An Arizona man is riding cross country to pay tribute to his friend, Keith Miller, an East Islip Marine who took his own life two years ago.
JR Matzner, 34, began his 23-day motorcycle trip in Yuma, Arizona, on Sept. 1, the anniversary of Miller’s death. He is making stops in cities across the country to talk about veteran and active-duty member suicide as part of Project Miller 22 Plus 1, an initiative launched by Miller’s mother and Long Island-based nonprofit Angel Bikes.
Matzner will end his trip Saturday at the East Islip Marina for a veterans expo, according to Miller’s mother, Margie Miller.
Twenty veterans die by suicide every day, on average, according to a 2016 U.S. Department of Veterans Affairs study. The Pentagon reported in 2016 that 265 active-duty service members killed themselves the previous year.
The VA had previously estimated a daily average of 22 veteran deaths by suicide in a 2012 report.

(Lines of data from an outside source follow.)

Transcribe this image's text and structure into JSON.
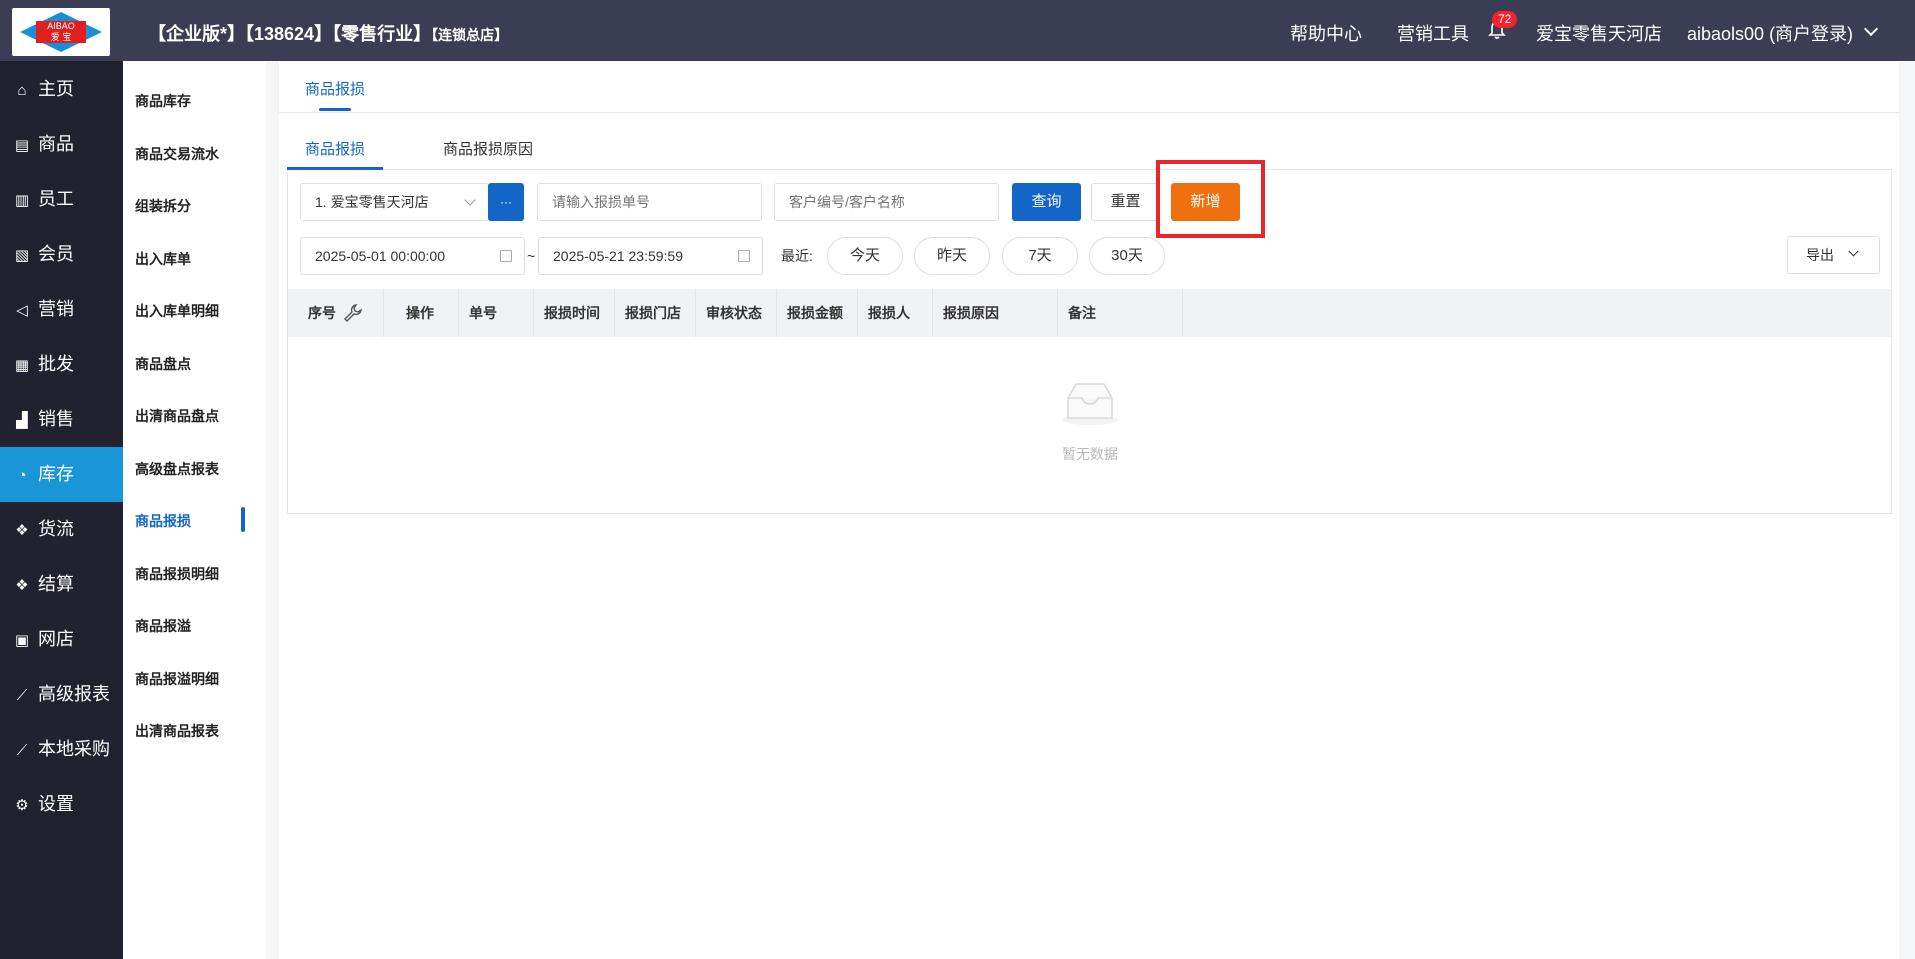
{
  "header": {
    "logo_text_top": "AIBAO",
    "logo_text_bottom": "爱 宝",
    "title_main": "【企业版*】【138624】【零售行业】",
    "title_tag": "【连锁总店】",
    "help": "帮助中心",
    "marketing_tools": "营销工具",
    "notification_count": "72",
    "store_name": "爱宝零售天河店",
    "user": "aibaols00 (商户登录)"
  },
  "sidebar": {
    "items": [
      {
        "label": "主页",
        "icon": "home-icon",
        "glyph": "⌂"
      },
      {
        "label": "商品",
        "icon": "product-icon",
        "glyph": "▤"
      },
      {
        "label": "员工",
        "icon": "staff-icon",
        "glyph": "▥"
      },
      {
        "label": "会员",
        "icon": "member-icon",
        "glyph": "▧"
      },
      {
        "label": "营销",
        "icon": "megaphone-icon",
        "glyph": "◁"
      },
      {
        "label": "批发",
        "icon": "wholesale-icon",
        "glyph": "▦"
      },
      {
        "label": "销售",
        "icon": "sales-chart-icon",
        "glyph": "▟"
      },
      {
        "label": "库存",
        "icon": "pie-chart-icon",
        "glyph": "◔"
      },
      {
        "label": "货流",
        "icon": "logistics-icon",
        "glyph": "❖"
      },
      {
        "label": "结算",
        "icon": "settlement-icon",
        "glyph": "❖"
      },
      {
        "label": "网店",
        "icon": "gift-icon",
        "glyph": "▣"
      },
      {
        "label": "高级报表",
        "icon": "line-chart-icon",
        "glyph": "⟋"
      },
      {
        "label": "本地采购",
        "icon": "purchase-chart-icon",
        "glyph": "⟋"
      },
      {
        "label": "设置",
        "icon": "gear-icon",
        "glyph": "⚙"
      }
    ],
    "active_index": 7
  },
  "submenu": {
    "items": [
      "商品库存",
      "商品交易流水",
      "组装拆分",
      "出入库单",
      "出入库单明细",
      "商品盘点",
      "出清商品盘点",
      "高级盘点报表",
      "商品报损",
      "商品报损明细",
      "商品报溢",
      "商品报溢明细",
      "出清商品报表"
    ],
    "active_index": 8
  },
  "page_tab": "商品报损",
  "subtabs": [
    "商品报损",
    "商品报损原因"
  ],
  "filters": {
    "store_select": "1. 爱宝零售天河店",
    "more_button": "···",
    "order_no_placeholder": "请输入报损单号",
    "customer_placeholder": "客户编号/客户名称",
    "query": "查询",
    "reset": "重置",
    "add": "新增",
    "date_start": "2025-05-01 00:00:00",
    "date_sep": "~",
    "date_end": "2025-05-21 23:59:59",
    "recent_label": "最近:",
    "recent": [
      "今天",
      "昨天",
      "7天",
      "30天"
    ],
    "export": "导出"
  },
  "table": {
    "columns": [
      "序号",
      "操作",
      "单号",
      "报损时间",
      "报损门店",
      "审核状态",
      "报损金额",
      "报损人",
      "报损原因",
      "备注"
    ],
    "empty_text": "暂无数据"
  },
  "colors": {
    "accent": "#1366c8",
    "sidebar_active": "#1996d8",
    "add_button": "#f07010",
    "highlight": "#e8262c"
  }
}
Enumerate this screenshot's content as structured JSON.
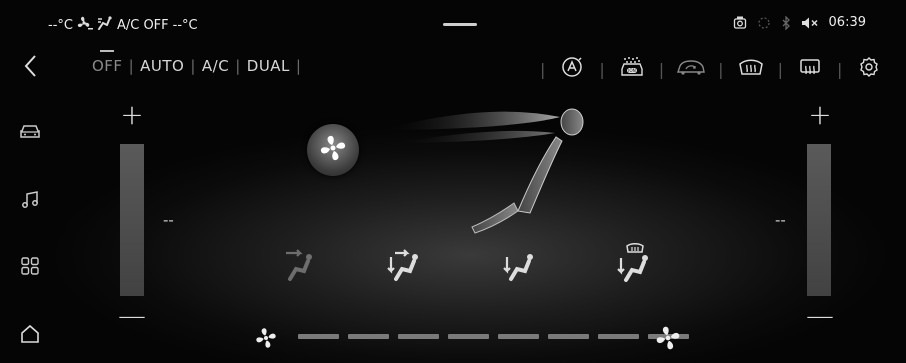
{
  "status_bar": {
    "left_temp": "--°C",
    "ac_status": "A/C OFF",
    "right_temp": "--°C",
    "time": "06:39",
    "icons": [
      "fan-icon",
      "seat-airflow-icon",
      "driving-recorder-icon",
      "loading-icon",
      "bluetooth-icon",
      "mute-icon"
    ]
  },
  "nav": {
    "back_icon": "chevron-left-icon",
    "items": [
      "car-icon",
      "music-icon",
      "apps-grid-icon",
      "home-icon"
    ]
  },
  "modes": {
    "items": [
      "OFF",
      "AUTO",
      "A/C",
      "DUAL"
    ],
    "selected": "OFF"
  },
  "toolbar": {
    "items": [
      "auto-recirculation-icon",
      "air-purifier-icon",
      "recirculation-icon",
      "front-defrost-icon",
      "rear-defrost-icon",
      "settings-icon"
    ]
  },
  "climate": {
    "left_temp_value": "--",
    "right_temp_value": "--",
    "plus": "+",
    "minus": "—"
  },
  "airflow_modes": [
    "face-airflow-icon",
    "face-feet-airflow-icon",
    "feet-airflow-icon",
    "feet-defrost-airflow-icon"
  ],
  "fan": {
    "segments": 8,
    "level": 0
  }
}
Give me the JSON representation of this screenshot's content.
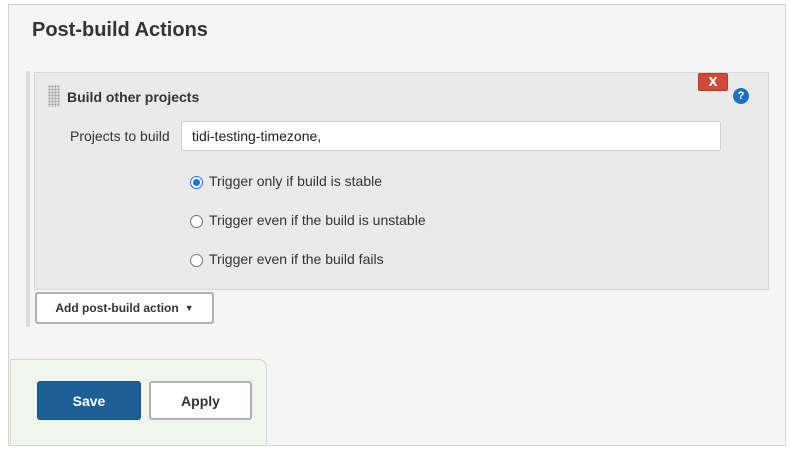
{
  "section": {
    "title": "Post-build Actions"
  },
  "step": {
    "title": "Build other projects",
    "delete_label": "X",
    "help_label": "?",
    "projects_label": "Projects to build",
    "projects_value": "tidi-testing-timezone,",
    "trigger_options": [
      {
        "label": "Trigger only if build is stable",
        "checked": true
      },
      {
        "label": "Trigger even if the build is unstable",
        "checked": false
      },
      {
        "label": "Trigger even if the build fails",
        "checked": false
      }
    ]
  },
  "add_action": {
    "label": "Add post-build action",
    "caret": "▼"
  },
  "footer": {
    "save_label": "Save",
    "apply_label": "Apply"
  },
  "colors": {
    "save_bg": "#1f5f97",
    "delete_bg": "#d24939",
    "help_bg": "#1a70c4",
    "footer_bg": "#f1f6ec"
  }
}
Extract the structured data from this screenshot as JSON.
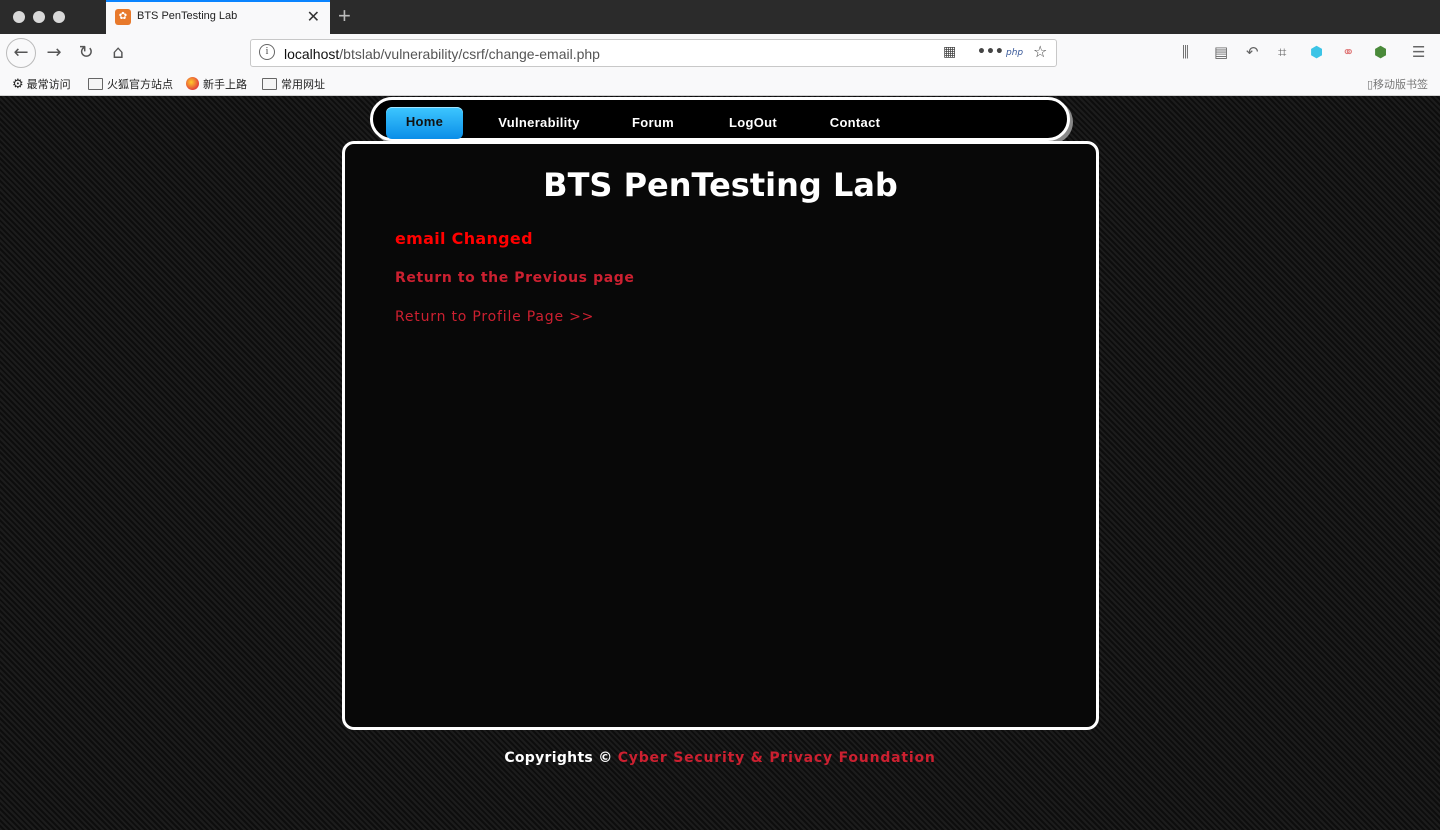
{
  "browser": {
    "tab_title": "BTS PenTesting Lab",
    "tab_close": "✕",
    "new_tab": "+",
    "url_host": "localhost",
    "url_path": "/btslab/vulnerability/csrf/change-email.php",
    "url_php_badge": "php",
    "bookmarks": [
      "最常访问",
      "火狐官方站点",
      "新手上路",
      "常用网址"
    ],
    "mobile_bookmarks": "移动版书签"
  },
  "site_nav": {
    "items": [
      "Home",
      "Vulnerability",
      "Forum",
      "LogOut",
      "Contact"
    ],
    "active": "Home"
  },
  "main": {
    "title": "BTS PenTesting Lab",
    "message": "email Changed",
    "link_previous": "Return to the Previous page",
    "link_profile": "Return to Profile Page >>"
  },
  "footer": {
    "copyright": "Copyrights ©",
    "org": "Cyber Security & Privacy Foundation"
  },
  "colors": {
    "accent_blue": "#0a84ff",
    "message_red": "#ff0000",
    "link_red": "#cc2030",
    "nav_active": "#1aa8f5"
  },
  "icons": [
    "back-arrow-icon",
    "forward-arrow-icon",
    "reload-icon",
    "home-icon",
    "info-icon",
    "qr-code-icon",
    "more-icon",
    "star-icon",
    "library-icon",
    "sidebar-icon",
    "undo-icon",
    "crop-icon",
    "menu-icon"
  ]
}
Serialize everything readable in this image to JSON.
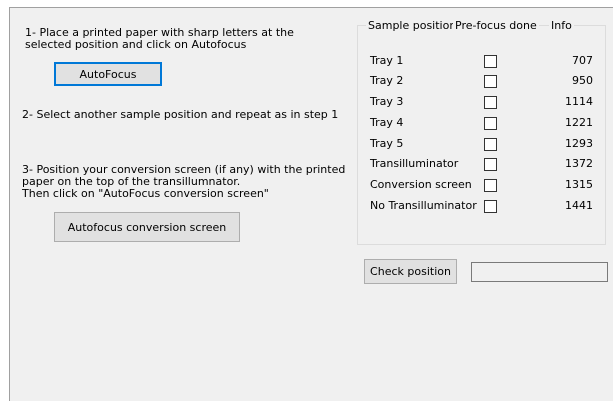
{
  "steps": {
    "step1": "1- Place a printed paper with sharp letters at the selected position and click on Autofocus",
    "autofocus_button": "AutoFocus",
    "step2": "2- Select another sample position and repeat as in step 1",
    "step3_line1": "3- Position your conversion screen (if any) with the printed",
    "step3_line2": "paper on the top of the transillumnator.",
    "step3_line3": "Then click on \"AutoFocus conversion screen\"",
    "autofocus_conversion_button": "Autofocus conversion screen"
  },
  "table": {
    "header_position": "Sample position",
    "header_prefocus": "Pre-focus done",
    "header_info": "Info",
    "rows": [
      {
        "label": "Tray 1",
        "checked": false,
        "info": "707"
      },
      {
        "label": "Tray 2",
        "checked": false,
        "info": "950"
      },
      {
        "label": "Tray 3",
        "checked": false,
        "info": "1114"
      },
      {
        "label": "Tray 4",
        "checked": false,
        "info": "1221"
      },
      {
        "label": "Tray 5",
        "checked": false,
        "info": "1293"
      },
      {
        "label": "Transilluminator",
        "checked": false,
        "info": "1372"
      },
      {
        "label": "Conversion screen",
        "checked": false,
        "info": "1315"
      },
      {
        "label": "No Transilluminator",
        "checked": false,
        "info": "1441"
      }
    ]
  },
  "check_position": {
    "button_label": "Check position",
    "result_value": ""
  },
  "colors": {
    "panel_bg": "#f0f0f0",
    "focus_border": "#0078d7"
  }
}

“It’s an epidemic that shouldn’t be happening,” Matzner said in a phone interview. “We’re hoping this helps people understand and that it shows veterans that there are people out there who know how to get you help.”
After her son’s death in 2015, Margie Miller, 50, of East Islip, wanted to honor the veterans and active-duty members who have struggled with their “hidden wounds,” she said.
Last year, Matzner came to her with the idea of riding cross-country. He had originally planned to build a chopper and ride it out to East Islip as a way to remember Miller, but Margie Miller wanted to do more.
She had a custom bike built on Long Island. Painted a bright red, the motorcycle has written on its saddlebags the names of 22 veterans who died by suicide, while its fender memorializes an active-duty service member who died by suicide.
Miller, who died at age 22, is memorialized on one side of the motorcycle.
“This has been a way for me to heal and not just honor my son, but know that I am helping to give comfort to other families that their loved ones have not been forgotten,” Miller said.
The experience has been transformative for Matzner as well. On his trip he’s met dozens of veterans and family members of the people whose names are written on his bike.
“It’s heart-wrenching to hear these guys tell their stories,” Matzner said. “I hope this can help get the message out there — that there are people like myself and the Miller family that will help you and stand by you.”